Seventeen : Miss

61 4 0
                                    

Gybran mengetuk-ngetukkan jari-jemarinya di atas stir mobil. Menunggu Ryanya yang masih berada di dalam mansion—tengah mengganti pakaiannya.

Tin tin

"Anya! Buruan!" teriak Gybran sembari melongokkan wajahnya dari dalam jendela. Malas turun dari mobil mewahnya.

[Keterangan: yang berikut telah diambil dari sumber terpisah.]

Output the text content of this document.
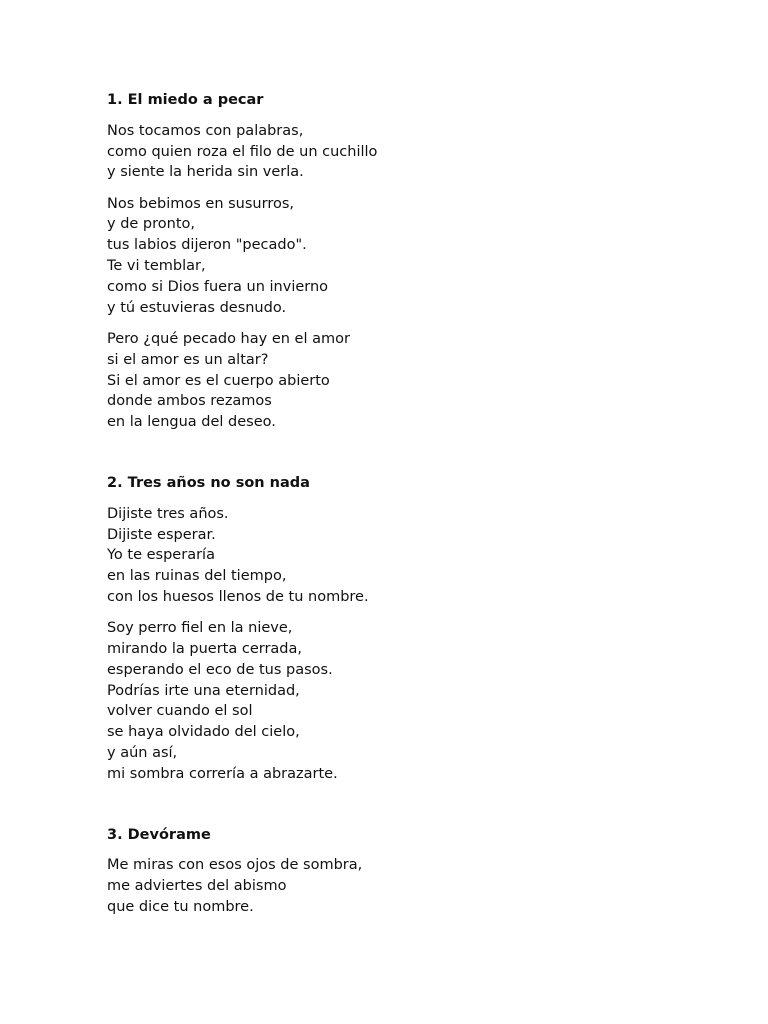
1. El miedo a pecar
Nos tocamos con palabras,
como quien roza el filo de un cuchillo
y siente la herida sin verla.
Nos bebimos en susurros,
y de pronto,
tus labios dijeron "pecado".
Te vi temblar,
como si Dios fuera un invierno
y tú estuvieras desnudo.
Pero ¿qué pecado hay en el amor
si el amor es un altar?
Si el amor es el cuerpo abierto
donde ambos rezamos
en la lengua del deseo.
2. Tres años no son nada
Dijiste tres años.
Dijiste esperar.
Yo te esperaría
en las ruinas del tiempo,
con los huesos llenos de tu nombre.
Soy perro fiel en la nieve,
mirando la puerta cerrada,
esperando el eco de tus pasos.
Podrías irte una eternidad,
volver cuando el sol
se haya olvidado del cielo,
y aún así,
mi sombra correría a abrazarte.
3. Devórame
Me miras con esos ojos de sombra,
me adviertes del abismo
que dice tu nombre.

Tak ada respon. Hanya ada suara gemericik air yang berasal dari air mancur yang berada tepat di depan pintu mansion. Sekali lagi, Gybran membunyikan klaksonnya. Memunculkan seorang gadis berpakaian tertutup dan berjilbab tengah menggerutu dengan wajah masamnya. Menbuka pintu penumpang dan membantingnya keras. Gybran menggelengkan kepala. Menepuk dadanya dramatis.

"Astagfirullah, Ukhti. Kalo nutup pintu bisa pelan-pelan gak sih? Sayang atuh sama mobil mahal."

"Percuma mobil mahal, kalo akhlaq pemiliknya nol besar."

"Astagfirullah, sesama saudara tidak boleh mencela atuh. Dosa!" Ryanya menggeram. Menoleh sepenuhnya pada Gybran.

"Bodo, Gy! Dari tadi ngklakson muluk! Berisi tahu gak?! Asal lo tahu, klakson lo itu udah macam toa! Sekalinya bunyi, satu kampung bisa denger," ucap Ryanya hiperbola.

"Dan beruntungnya mansion Papa besar dan kedap suara luar. Jadi, gak kedengeran deh sekalipun gue bunyiin klakson ribuan kali."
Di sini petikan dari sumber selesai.